There were no other dose-limiting toxicities, and the researchers did not identify a maximum tolerated dose of prexigebersen.

The most common grade 3-4 adverse events (AEs) were cardiopulmonary disorders and fevers (including neutropenic fevers and infections).

In the monotherapy group, 17% of patients had grade 3-4 cardiopulmonary AEs, and 11% had fevers. In the prexigebersen-cytarabine combination group, 8% had grade 3-4 cardiopulmonary AEs, and 6% had fevers.

There were 5 grade 5 AEs in 4 patients, all of whom received monotherapy. These included cardiopulmonary disorders (n=2), fevers (n=2), and multi-organ failure (n=1). One patient had both fever (sepsis) and multi-organ failure.

Efficacy

According to the researchers’ assessments, 22% of phase 1 patients (7/32) benefited from prexigebersen monotherapy and therefore received more than 1 cycle of treatment. Five of these patients had AML, and 2 had MDS.

Single-agent activity was observed in other patients as well.

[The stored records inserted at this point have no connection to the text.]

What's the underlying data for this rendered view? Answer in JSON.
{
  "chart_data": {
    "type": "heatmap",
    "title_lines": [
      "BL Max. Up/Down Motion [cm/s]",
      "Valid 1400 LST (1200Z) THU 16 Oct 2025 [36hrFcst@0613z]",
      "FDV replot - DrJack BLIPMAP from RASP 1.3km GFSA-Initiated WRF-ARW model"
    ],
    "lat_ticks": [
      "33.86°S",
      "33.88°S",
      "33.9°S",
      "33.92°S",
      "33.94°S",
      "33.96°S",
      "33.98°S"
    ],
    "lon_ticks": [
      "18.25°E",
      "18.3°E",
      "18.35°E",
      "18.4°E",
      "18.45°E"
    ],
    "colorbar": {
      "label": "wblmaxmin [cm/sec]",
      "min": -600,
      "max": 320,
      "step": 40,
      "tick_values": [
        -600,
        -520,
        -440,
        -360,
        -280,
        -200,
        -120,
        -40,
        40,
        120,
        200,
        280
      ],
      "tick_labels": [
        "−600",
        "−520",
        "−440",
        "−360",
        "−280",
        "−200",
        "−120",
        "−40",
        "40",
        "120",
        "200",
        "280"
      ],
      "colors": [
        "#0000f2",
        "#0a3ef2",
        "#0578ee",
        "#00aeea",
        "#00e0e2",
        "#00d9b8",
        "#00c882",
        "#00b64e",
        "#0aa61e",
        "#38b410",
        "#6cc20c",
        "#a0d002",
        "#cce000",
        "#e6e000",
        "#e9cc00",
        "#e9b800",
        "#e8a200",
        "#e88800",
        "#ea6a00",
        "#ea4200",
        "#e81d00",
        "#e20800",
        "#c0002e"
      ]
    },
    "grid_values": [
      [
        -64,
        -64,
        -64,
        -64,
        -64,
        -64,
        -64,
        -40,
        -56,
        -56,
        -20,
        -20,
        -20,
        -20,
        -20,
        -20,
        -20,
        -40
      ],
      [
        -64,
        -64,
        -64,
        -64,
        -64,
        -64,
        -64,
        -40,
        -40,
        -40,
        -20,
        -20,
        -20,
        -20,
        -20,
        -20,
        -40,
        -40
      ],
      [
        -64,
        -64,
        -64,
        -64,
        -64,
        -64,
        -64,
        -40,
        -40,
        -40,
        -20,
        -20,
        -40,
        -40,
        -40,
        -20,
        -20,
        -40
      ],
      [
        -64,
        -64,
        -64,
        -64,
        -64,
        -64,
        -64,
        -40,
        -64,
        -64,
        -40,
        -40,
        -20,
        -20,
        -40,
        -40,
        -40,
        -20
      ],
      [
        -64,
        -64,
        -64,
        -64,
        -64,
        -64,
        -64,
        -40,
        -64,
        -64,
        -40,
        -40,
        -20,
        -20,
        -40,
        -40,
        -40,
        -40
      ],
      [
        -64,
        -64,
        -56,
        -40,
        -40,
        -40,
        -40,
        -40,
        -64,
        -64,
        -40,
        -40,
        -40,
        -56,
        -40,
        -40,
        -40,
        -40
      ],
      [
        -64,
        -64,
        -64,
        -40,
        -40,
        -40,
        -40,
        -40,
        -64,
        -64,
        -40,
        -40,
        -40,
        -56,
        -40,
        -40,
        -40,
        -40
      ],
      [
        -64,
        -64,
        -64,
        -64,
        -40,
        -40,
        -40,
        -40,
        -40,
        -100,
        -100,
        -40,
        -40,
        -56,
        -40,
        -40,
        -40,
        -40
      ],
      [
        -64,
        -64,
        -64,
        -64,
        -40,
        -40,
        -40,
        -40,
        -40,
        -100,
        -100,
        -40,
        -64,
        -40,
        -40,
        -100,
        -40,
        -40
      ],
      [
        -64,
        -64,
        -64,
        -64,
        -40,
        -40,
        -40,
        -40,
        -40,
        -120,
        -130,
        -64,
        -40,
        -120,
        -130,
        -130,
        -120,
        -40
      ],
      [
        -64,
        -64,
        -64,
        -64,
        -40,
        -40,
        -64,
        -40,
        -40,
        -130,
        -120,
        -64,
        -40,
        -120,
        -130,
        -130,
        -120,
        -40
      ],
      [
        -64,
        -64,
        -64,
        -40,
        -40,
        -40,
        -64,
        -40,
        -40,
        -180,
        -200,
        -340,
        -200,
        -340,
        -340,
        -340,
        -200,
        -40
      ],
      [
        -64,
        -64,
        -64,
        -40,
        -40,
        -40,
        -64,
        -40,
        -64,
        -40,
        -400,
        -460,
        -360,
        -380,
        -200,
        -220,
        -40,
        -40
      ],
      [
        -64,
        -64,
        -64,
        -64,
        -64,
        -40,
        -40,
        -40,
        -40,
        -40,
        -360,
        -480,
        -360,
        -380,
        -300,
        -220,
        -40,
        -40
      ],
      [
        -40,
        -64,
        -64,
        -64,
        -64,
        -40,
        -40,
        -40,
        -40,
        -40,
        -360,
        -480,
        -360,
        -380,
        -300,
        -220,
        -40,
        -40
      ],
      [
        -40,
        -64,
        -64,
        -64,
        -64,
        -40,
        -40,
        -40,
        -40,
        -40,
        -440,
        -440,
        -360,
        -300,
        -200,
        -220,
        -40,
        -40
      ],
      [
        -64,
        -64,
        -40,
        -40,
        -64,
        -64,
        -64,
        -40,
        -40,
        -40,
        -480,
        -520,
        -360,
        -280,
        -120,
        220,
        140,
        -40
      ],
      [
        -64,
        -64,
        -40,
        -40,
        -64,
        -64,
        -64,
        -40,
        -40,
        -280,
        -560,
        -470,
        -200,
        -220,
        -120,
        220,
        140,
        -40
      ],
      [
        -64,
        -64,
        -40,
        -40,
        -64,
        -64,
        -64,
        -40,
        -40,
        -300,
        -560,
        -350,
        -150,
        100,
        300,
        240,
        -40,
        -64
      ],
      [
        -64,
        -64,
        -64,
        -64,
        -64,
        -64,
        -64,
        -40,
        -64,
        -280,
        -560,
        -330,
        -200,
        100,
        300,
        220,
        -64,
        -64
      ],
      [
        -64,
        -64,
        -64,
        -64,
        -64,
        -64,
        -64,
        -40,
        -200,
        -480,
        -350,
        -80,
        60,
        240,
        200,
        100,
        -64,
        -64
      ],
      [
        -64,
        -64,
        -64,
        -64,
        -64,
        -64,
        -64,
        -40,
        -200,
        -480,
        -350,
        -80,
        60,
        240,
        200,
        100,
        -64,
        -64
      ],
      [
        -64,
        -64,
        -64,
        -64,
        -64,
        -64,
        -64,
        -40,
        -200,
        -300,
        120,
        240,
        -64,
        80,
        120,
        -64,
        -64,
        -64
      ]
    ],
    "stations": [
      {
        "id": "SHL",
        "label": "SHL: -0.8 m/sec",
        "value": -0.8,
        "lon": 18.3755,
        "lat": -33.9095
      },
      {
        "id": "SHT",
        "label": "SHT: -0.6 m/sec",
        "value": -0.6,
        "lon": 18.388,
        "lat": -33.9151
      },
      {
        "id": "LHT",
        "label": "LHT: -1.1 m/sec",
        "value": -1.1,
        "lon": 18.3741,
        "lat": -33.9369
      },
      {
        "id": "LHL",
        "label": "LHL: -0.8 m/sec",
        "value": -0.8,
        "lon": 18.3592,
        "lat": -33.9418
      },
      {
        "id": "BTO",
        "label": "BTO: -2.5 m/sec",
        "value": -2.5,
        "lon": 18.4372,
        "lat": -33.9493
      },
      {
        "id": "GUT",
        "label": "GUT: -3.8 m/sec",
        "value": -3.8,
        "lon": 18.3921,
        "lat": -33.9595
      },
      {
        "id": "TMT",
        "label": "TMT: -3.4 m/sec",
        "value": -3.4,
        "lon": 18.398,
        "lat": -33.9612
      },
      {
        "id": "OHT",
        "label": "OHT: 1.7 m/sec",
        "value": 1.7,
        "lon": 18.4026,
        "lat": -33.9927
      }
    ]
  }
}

Thirty-three percent (9/27) of patients who had peripheral blood blasts at baseline saw their blasts reduced by 50% or more while receiving monotherapy. One of these patients had CML, and the rest had AML.

Ten percent (3/29) of patients with bone marrow blasts at baseline had a reduction in blasts of 50% or more while receiving monotherapy. Two of these patients had AML, and 1 had MDS.

Of the 7 patients receiving prexigebersen with cytarabine, 2 achieved a CR, and 1 had a CR with incomplete hematological recovery.

Two of the patients had stable disease, and the remaining 2 patients progressed. One of the patients with progressive disease withdrew from the study, and the other died.

Deaths

There were a total of 8 deaths.

One death was considered treatment-related. This patient had progressive CML in blast phase and died of multiple organ failure. This was the first patient treated on the trial, who also had the only dose-limiting toxicities.

Two patients with AML and 1 with MDS died of disease progression. Three AML patients died of sepsis, pneumonia, and cardiac arrest. And a CML patient died of respiratory distress.